Light, Fourier Transforms, Spherical Harmonics Mathematically, I'm having trouble understanding where we can use what with light. I read somewhere on this site that Huygen's Principle is effectively just taking an expansion of a wave onto the spherical harmonics, (Is Huygen's Principle Axiomatic? comment by gatsu) and on another on of my question, I was told that the image produced from a lens is some how related to a fourier transform of the incoming light. That answer is here: Why can't we perfectly focus light-abberations aside
So my question is, why are these two ideas appropriate for light? What is the general statement for either of these? Does the fourier transform always have some relation with lenses, and why does an expansion on the spherical harmonics have a name, is it a fundamental quality of light?

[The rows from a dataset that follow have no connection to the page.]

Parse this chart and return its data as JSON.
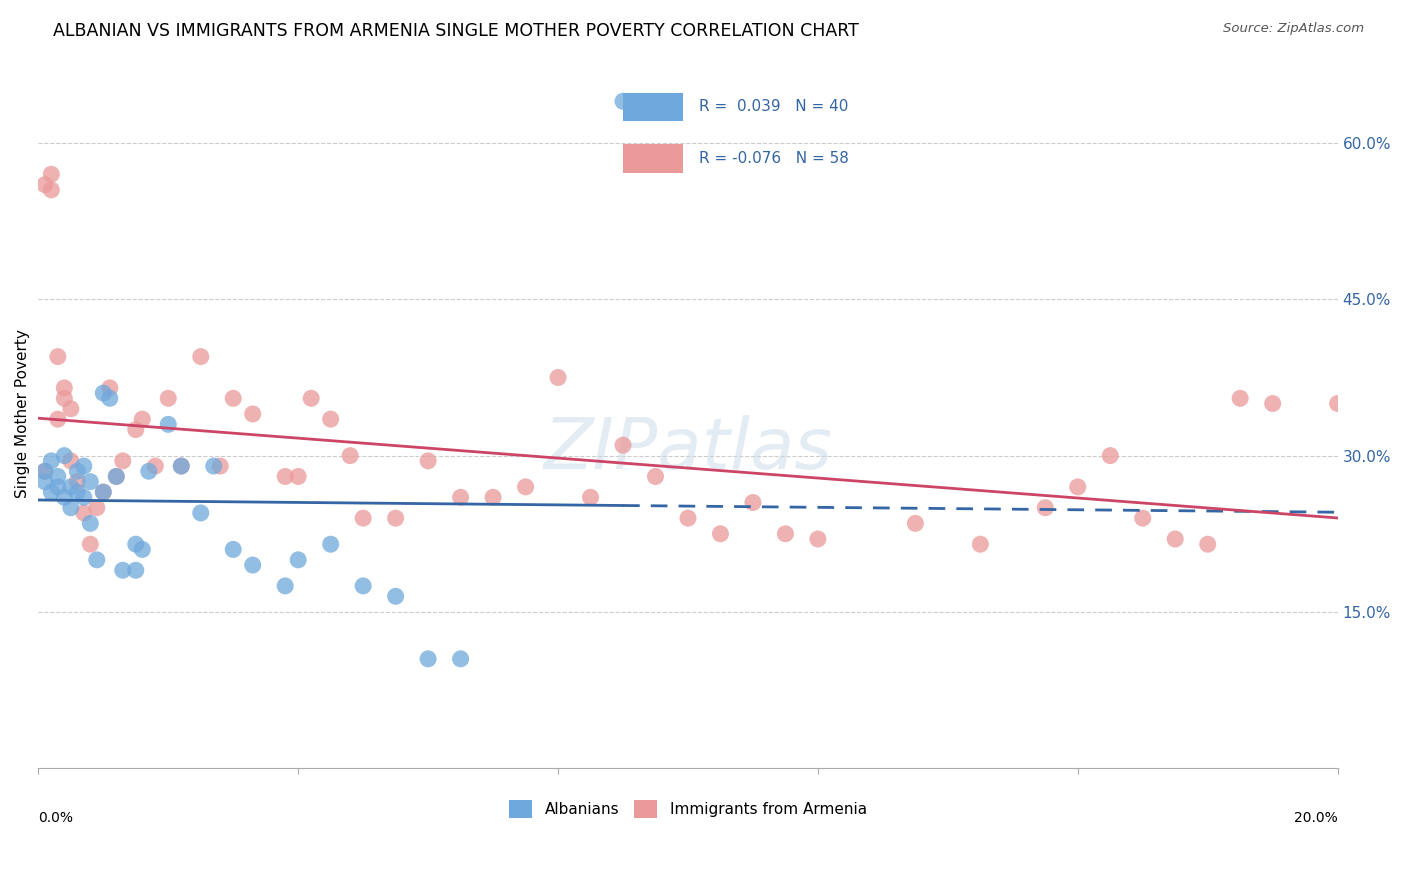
{
  "title": "ALBANIAN VS IMMIGRANTS FROM ARMENIA SINGLE MOTHER POVERTY CORRELATION CHART",
  "source": "Source: ZipAtlas.com",
  "ylabel": "Single Mother Poverty",
  "albanians_R": 0.039,
  "albanians_N": 40,
  "armenia_R": -0.076,
  "armenia_N": 58,
  "blue_color": "#6fa8dc",
  "pink_color": "#ea9999",
  "blue_line_color": "#3465a4",
  "pink_line_color": "#cc4466",
  "legend_text_color": "#3465a4",
  "watermark": "ZIPatlas",
  "xlim": [
    0.0,
    0.2
  ],
  "ylim": [
    0.0,
    0.68
  ],
  "y_tick_positions": [
    0.15,
    0.3,
    0.45,
    0.6
  ],
  "y_tick_labels": [
    "15.0%",
    "30.0%",
    "45.0%",
    "60.0%"
  ],
  "albanians_x": [
    0.001,
    0.001,
    0.002,
    0.002,
    0.003,
    0.003,
    0.004,
    0.004,
    0.005,
    0.005,
    0.006,
    0.006,
    0.007,
    0.007,
    0.008,
    0.008,
    0.009,
    0.01,
    0.01,
    0.011,
    0.012,
    0.013,
    0.015,
    0.015,
    0.016,
    0.017,
    0.02,
    0.022,
    0.025,
    0.027,
    0.03,
    0.033,
    0.038,
    0.04,
    0.045,
    0.05,
    0.055,
    0.06,
    0.065,
    0.09
  ],
  "albanians_y": [
    0.275,
    0.285,
    0.265,
    0.295,
    0.27,
    0.28,
    0.26,
    0.3,
    0.25,
    0.27,
    0.265,
    0.285,
    0.26,
    0.29,
    0.235,
    0.275,
    0.2,
    0.36,
    0.265,
    0.355,
    0.28,
    0.19,
    0.19,
    0.215,
    0.21,
    0.285,
    0.33,
    0.29,
    0.245,
    0.29,
    0.21,
    0.195,
    0.175,
    0.2,
    0.215,
    0.175,
    0.165,
    0.105,
    0.105,
    0.64
  ],
  "armenia_x": [
    0.001,
    0.001,
    0.002,
    0.002,
    0.003,
    0.003,
    0.004,
    0.004,
    0.005,
    0.005,
    0.006,
    0.007,
    0.008,
    0.009,
    0.01,
    0.011,
    0.012,
    0.013,
    0.015,
    0.016,
    0.018,
    0.02,
    0.022,
    0.025,
    0.028,
    0.03,
    0.033,
    0.038,
    0.04,
    0.042,
    0.045,
    0.048,
    0.05,
    0.055,
    0.06,
    0.065,
    0.07,
    0.075,
    0.08,
    0.085,
    0.09,
    0.095,
    0.1,
    0.105,
    0.11,
    0.115,
    0.12,
    0.135,
    0.145,
    0.155,
    0.16,
    0.165,
    0.17,
    0.175,
    0.18,
    0.185,
    0.19,
    0.2
  ],
  "armenia_y": [
    0.285,
    0.56,
    0.555,
    0.57,
    0.395,
    0.335,
    0.365,
    0.355,
    0.345,
    0.295,
    0.275,
    0.245,
    0.215,
    0.25,
    0.265,
    0.365,
    0.28,
    0.295,
    0.325,
    0.335,
    0.29,
    0.355,
    0.29,
    0.395,
    0.29,
    0.355,
    0.34,
    0.28,
    0.28,
    0.355,
    0.335,
    0.3,
    0.24,
    0.24,
    0.295,
    0.26,
    0.26,
    0.27,
    0.375,
    0.26,
    0.31,
    0.28,
    0.24,
    0.225,
    0.255,
    0.225,
    0.22,
    0.235,
    0.215,
    0.25,
    0.27,
    0.3,
    0.24,
    0.22,
    0.215,
    0.355,
    0.35,
    0.35
  ]
}
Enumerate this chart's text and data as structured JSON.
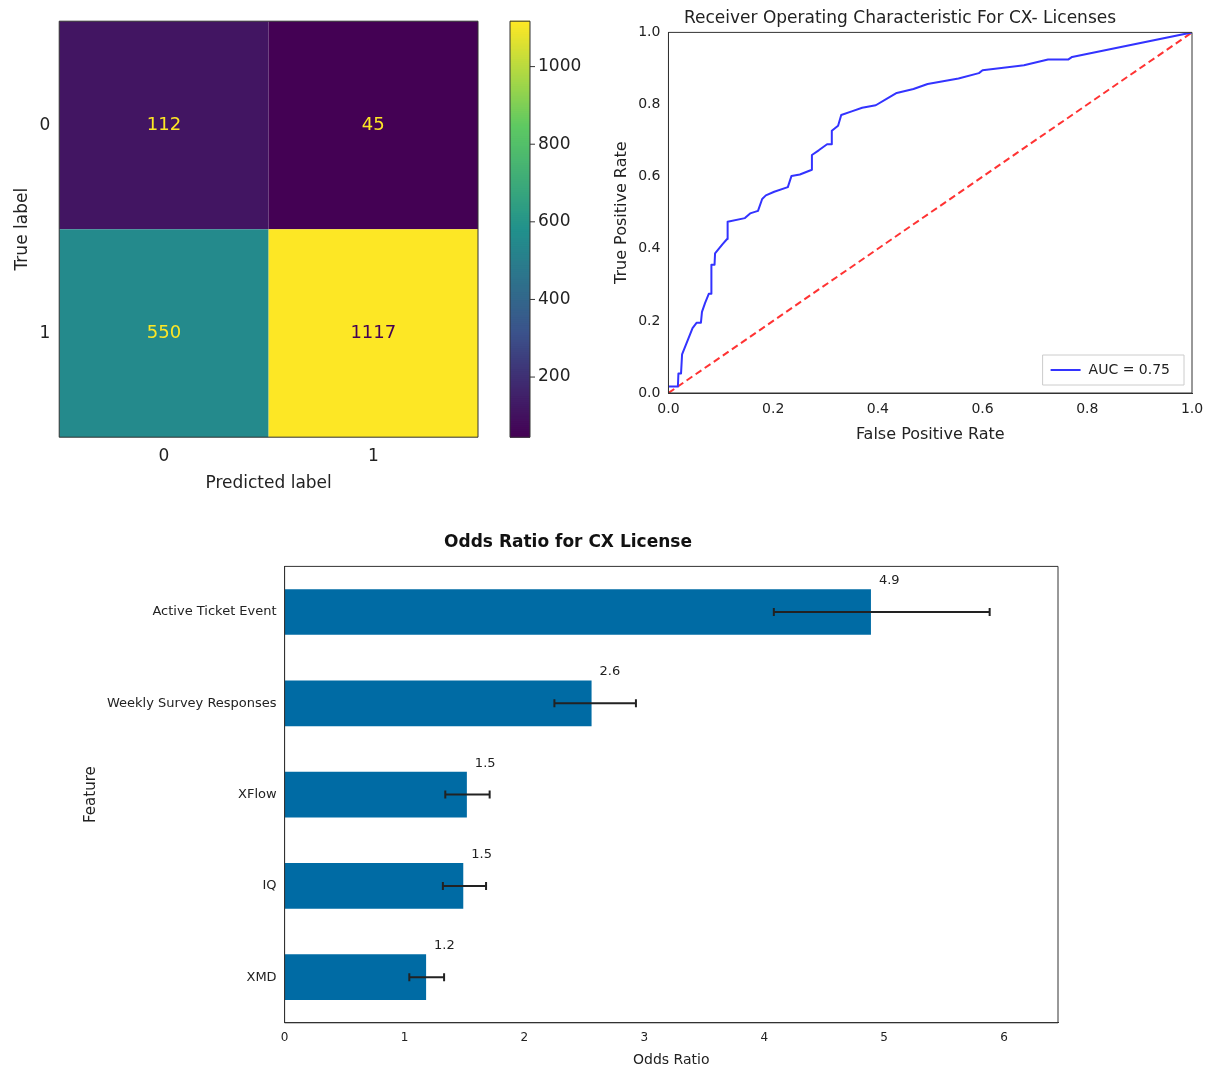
{
  "chart_data": [
    {
      "type": "heatmap",
      "xlabel": "Predicted label",
      "ylabel": "True label",
      "categories": [
        "0",
        "1"
      ],
      "y_categories": [
        "0",
        "1"
      ],
      "cells": [
        [
          112,
          45
        ],
        [
          550,
          1117
        ]
      ],
      "data_labels": true,
      "clim": [
        45,
        1117
      ],
      "cticks": [
        200,
        400,
        600,
        800,
        1000
      ]
    },
    {
      "type": "line",
      "title": "Receiver Operating Characteristic For CX- Licenses",
      "xlabel": "False Positive Rate",
      "ylabel": "True Positive Rate",
      "series": [
        {
          "name": "AUC = 0.75",
          "color": "#3333ff",
          "x": [
            0,
            0.018,
            0.019,
            0.024,
            0.026,
            0.046,
            0.054,
            0.062,
            0.064,
            0.07,
            0.077,
            0.082,
            0.082,
            0.088,
            0.089,
            0.103,
            0.112,
            0.113,
            0.146,
            0.156,
            0.171,
            0.179,
            0.186,
            0.202,
            0.228,
            0.235,
            0.251,
            0.274,
            0.274,
            0.287,
            0.303,
            0.312,
            0.312,
            0.324,
            0.33,
            0.35,
            0.37,
            0.396,
            0.419,
            0.436,
            0.468,
            0.495,
            0.554,
            0.593,
            0.6,
            0.679,
            0.725,
            0.764,
            0.771,
            1
          ],
          "values": [
            0.018,
            0.018,
            0.054,
            0.054,
            0.107,
            0.18,
            0.195,
            0.195,
            0.225,
            0.25,
            0.275,
            0.275,
            0.356,
            0.356,
            0.387,
            0.412,
            0.427,
            0.475,
            0.485,
            0.498,
            0.505,
            0.538,
            0.548,
            0.558,
            0.571,
            0.602,
            0.606,
            0.619,
            0.66,
            0.673,
            0.69,
            0.69,
            0.727,
            0.741,
            0.771,
            0.781,
            0.791,
            0.798,
            0.818,
            0.832,
            0.843,
            0.857,
            0.872,
            0.887,
            0.895,
            0.909,
            0.925,
            0.925,
            0.932,
            1
          ]
        },
        {
          "color": "#ff3333",
          "line_style": "dashed",
          "x": [
            0,
            1
          ],
          "values": [
            0,
            1
          ]
        }
      ],
      "xlim": [
        0,
        1
      ],
      "ylim": [
        0,
        1
      ],
      "xticks": [
        {
          "value": 0,
          "label": "0.0"
        },
        {
          "value": 0.2,
          "label": "0.2"
        },
        {
          "value": 0.4,
          "label": "0.4"
        },
        {
          "value": 0.6,
          "label": "0.6"
        },
        {
          "value": 0.8,
          "label": "0.8"
        },
        {
          "value": 1,
          "label": "1.0"
        }
      ],
      "yticks": [
        {
          "value": 0,
          "label": "0.0"
        },
        {
          "value": 0.2,
          "label": "0.2"
        },
        {
          "value": 0.4,
          "label": "0.4"
        },
        {
          "value": 0.6,
          "label": "0.6"
        },
        {
          "value": 0.8,
          "label": "0.8"
        },
        {
          "value": 1,
          "label": "1.0"
        }
      ],
      "marker": "none",
      "legend": "bottom right"
    },
    {
      "type": "bar",
      "orientation": "horizontal",
      "title": "Odds Ratio for CX License",
      "xlabel": "Odds Ratio",
      "ylabel": "Feature",
      "categories": [
        "Active Ticket Event",
        "Weekly Survey Responses",
        "XFlow",
        "IQ",
        "XMD"
      ],
      "values": [
        4.89,
        2.56,
        1.52,
        1.49,
        1.18
      ],
      "value_labels": [
        "4.9",
        "2.6",
        "1.5",
        "1.5",
        "1.2"
      ],
      "errors": [
        [
          4.08,
          5.88
        ],
        [
          2.25,
          2.93
        ],
        [
          1.34,
          1.71
        ],
        [
          1.32,
          1.68
        ],
        [
          1.04,
          1.33
        ]
      ],
      "color": "#006ba4",
      "xlim": [
        0,
        6.45
      ],
      "xticks": [
        0,
        1,
        2,
        3,
        4,
        5,
        6
      ]
    }
  ]
}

 A: It is not a fundamental quality of light so much as it is a fundamental quality of anything that can be modelled as a wave.  The easiest illustration of this is diffraction by a single slit (this could be diffraction of light sound or any other wave).  So if we have plane waves arriving at the slit and we look at any point, P, beyond the slit we can think of the waves arriving at P as a sum of waves arriving from every point within the slit.  Let us indicate each point "along" the slit by its distance from one side of the slit, $x$.  The width of the slit is $a$ so $x$ runs from 0 to $a$.  Let $r(x)$ be the optical path length from a point at $x$ to the point P.  So, the contribution by a "piece" of slit at x to the total amplitude at P is
$$dE_P = \frac{E_L dx}{r(x)} \exp \left[ i (kr-\omega t) \right]$$
where $E_L$ is just the amplitude of the plane wave.  Now we can make various approximations to simplify this (many optics texts have a good presentation) but the upshot is that after simplifying how $r$ depends on $x$ and on the location of the point P we get something like
$$E_P \sim \int_0^a e^{ik x} dx$$
where $k$ is an "angular spatial frequency" which emerges from the analysis of the geometry.  The punch line is that we can think of this as
$$E_P \sim \int_{-\infty}^\infty E_A(x) e^{ik x} dx$$
where $E_A(x)$ is the amplitude at the slit as a function of $x$.  For a plain old ordinary slit and waves of uniform intensity falling on it this means $E_A(x)$ is just $E_L$ for $x$ from 0 to $a$ and zero elsewhere.  But look at the structure of the above.  $E_P$ is just the Fourier transform of the spatial dependence of the amplitude at the slit!  The wave "takes the Fourier transform of the shape of the slit" and this is what we see projected on the wall as an interference pattern.  Notice that I never assumed this was light.  It is true of any wave as long as the wavelength is small compared to the slit size.